In control theory, complicated dynamics such as systems of (nonlinear) differential equations are mostly controlled to achieve stability.

In formal synthesis, simple systems such as finite state transition graphs modeling computer programs or digital circuits are controlled from specifications such as safety, liveness, or richer requirements expressed as formulas of temporal logics. With the development and integration of cyber-physical and safety-critical systems, there is an increasing need for computational tools for controlling complex systems from rich, temporal logic specifications.
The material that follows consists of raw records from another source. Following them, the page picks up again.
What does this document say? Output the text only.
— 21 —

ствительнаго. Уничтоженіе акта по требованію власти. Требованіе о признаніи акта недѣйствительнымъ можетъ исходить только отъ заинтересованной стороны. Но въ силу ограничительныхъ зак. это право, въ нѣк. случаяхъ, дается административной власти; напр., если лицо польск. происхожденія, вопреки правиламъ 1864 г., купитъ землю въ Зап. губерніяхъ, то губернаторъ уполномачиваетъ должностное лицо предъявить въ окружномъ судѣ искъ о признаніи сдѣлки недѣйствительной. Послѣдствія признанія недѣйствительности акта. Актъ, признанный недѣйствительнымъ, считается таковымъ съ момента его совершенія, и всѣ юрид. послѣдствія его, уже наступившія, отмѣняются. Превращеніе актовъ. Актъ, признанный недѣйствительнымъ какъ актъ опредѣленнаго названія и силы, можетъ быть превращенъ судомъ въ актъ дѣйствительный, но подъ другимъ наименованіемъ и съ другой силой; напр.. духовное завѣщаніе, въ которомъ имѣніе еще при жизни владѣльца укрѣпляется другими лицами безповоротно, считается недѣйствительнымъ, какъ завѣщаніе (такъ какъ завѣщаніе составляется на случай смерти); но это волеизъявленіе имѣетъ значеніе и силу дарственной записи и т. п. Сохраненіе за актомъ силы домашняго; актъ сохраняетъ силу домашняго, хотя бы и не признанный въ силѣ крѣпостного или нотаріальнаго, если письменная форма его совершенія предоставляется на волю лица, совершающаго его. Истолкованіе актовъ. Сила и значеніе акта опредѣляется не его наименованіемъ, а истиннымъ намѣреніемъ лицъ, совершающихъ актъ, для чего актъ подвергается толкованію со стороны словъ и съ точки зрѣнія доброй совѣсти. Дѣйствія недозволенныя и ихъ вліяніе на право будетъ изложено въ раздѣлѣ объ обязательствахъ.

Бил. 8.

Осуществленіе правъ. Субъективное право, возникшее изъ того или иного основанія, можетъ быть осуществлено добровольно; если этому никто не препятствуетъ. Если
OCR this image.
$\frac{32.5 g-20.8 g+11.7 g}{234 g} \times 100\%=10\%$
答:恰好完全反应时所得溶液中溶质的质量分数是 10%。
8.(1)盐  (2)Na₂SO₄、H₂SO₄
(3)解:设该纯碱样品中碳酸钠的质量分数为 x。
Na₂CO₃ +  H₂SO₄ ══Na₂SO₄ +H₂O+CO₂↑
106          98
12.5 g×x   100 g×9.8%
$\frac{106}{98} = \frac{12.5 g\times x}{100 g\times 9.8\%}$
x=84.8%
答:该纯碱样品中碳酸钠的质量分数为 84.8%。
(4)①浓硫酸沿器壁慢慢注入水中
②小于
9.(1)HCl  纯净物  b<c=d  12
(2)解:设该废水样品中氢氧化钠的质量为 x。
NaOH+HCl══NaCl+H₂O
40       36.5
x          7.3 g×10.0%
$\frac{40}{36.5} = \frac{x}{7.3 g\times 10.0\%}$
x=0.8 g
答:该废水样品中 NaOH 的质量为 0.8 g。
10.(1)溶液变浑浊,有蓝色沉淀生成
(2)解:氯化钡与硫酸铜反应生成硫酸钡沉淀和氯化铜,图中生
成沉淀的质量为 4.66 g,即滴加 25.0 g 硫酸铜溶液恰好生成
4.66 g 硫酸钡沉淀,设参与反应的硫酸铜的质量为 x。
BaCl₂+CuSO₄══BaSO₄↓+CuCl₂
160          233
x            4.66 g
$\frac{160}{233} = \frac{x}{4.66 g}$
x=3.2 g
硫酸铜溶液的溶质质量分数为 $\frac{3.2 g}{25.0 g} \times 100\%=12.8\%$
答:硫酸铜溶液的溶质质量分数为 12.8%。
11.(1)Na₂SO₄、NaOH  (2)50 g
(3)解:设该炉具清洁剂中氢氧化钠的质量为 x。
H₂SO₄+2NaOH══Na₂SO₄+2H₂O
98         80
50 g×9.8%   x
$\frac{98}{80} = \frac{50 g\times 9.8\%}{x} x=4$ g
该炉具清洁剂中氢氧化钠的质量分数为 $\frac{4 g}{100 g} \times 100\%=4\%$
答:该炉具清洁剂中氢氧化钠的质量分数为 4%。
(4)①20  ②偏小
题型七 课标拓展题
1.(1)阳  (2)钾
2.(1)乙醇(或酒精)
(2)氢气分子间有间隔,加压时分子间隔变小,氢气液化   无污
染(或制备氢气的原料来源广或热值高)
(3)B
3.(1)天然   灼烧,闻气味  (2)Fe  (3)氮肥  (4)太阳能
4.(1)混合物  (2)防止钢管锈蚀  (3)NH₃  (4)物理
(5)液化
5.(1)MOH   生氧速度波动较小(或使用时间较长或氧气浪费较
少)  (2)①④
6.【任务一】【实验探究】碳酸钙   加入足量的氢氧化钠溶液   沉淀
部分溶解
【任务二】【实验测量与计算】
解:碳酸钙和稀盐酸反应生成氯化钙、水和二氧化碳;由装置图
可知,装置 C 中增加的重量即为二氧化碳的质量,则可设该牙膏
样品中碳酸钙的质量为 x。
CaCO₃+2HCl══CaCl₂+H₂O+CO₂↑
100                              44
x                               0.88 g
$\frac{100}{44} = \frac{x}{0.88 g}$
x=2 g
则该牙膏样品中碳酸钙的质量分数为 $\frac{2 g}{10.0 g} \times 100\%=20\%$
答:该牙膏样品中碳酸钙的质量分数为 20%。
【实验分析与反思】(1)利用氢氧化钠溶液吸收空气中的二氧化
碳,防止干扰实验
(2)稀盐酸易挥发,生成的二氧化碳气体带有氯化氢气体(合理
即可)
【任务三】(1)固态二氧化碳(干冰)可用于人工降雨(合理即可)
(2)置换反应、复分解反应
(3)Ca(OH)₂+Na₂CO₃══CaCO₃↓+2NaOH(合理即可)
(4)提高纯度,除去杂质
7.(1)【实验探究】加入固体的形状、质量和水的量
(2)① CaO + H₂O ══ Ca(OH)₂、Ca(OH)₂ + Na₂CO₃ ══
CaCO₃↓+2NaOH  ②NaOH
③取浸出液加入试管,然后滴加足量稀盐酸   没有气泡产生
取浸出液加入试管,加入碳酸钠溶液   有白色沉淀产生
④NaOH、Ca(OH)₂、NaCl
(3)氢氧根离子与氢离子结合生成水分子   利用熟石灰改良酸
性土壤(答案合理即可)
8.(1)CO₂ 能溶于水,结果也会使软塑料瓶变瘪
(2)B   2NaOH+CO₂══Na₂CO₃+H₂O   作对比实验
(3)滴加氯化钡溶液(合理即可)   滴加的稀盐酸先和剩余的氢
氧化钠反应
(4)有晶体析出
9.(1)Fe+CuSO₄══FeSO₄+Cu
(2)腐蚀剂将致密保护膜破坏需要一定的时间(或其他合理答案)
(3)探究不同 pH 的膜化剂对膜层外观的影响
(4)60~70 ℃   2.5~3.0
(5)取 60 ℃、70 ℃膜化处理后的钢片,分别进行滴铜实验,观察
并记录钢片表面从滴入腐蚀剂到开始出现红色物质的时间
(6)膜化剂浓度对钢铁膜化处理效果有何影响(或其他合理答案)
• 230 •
In this talk, I will introduce some recent results on the connection between optimal control and formal synthesis. Specifically, I will focus on the following problem: given a cost and a correctness temporal logic specification for a dynamical system, generate an optimal control strategy that satisfies the specification. I will first talk about automata-based methods, in which the dynamics of the system are mapped to a finite abstraction that is then controlled using an automaton corresponding to the specification. I will then focus on optimization-based methods, which rely on mapping the specification and the dynamics to constraints of an optimization problem. I will illustrate the usefulness of these approaches with examples from robotics and traffic control.

About Calin Belta

Calin Belta is a Professor in the Department of Mechanical Engineering at Boston University, where he holds the Tegan Family Distinguished Faculty Fellowship. He is the Director of the BU Robotics Lab and of the Center for Autonomous and Robotic Systems (CARS) and is also affiliated with the Department of Electrical and Computer Engineering and the Division of Systems Engineering at Boston University. His research focuses on dynamics and control theory, with particular emphasis on hybrid and cyber-physical systems, formal synthesis and verification, and robotics. He received the Air Force Office of Scientific Research Young Investigator Award and the National Science Foundation CAREER Award. He is a distinguished lecturer of the IEEE Control System Society and an IEEE Fellow.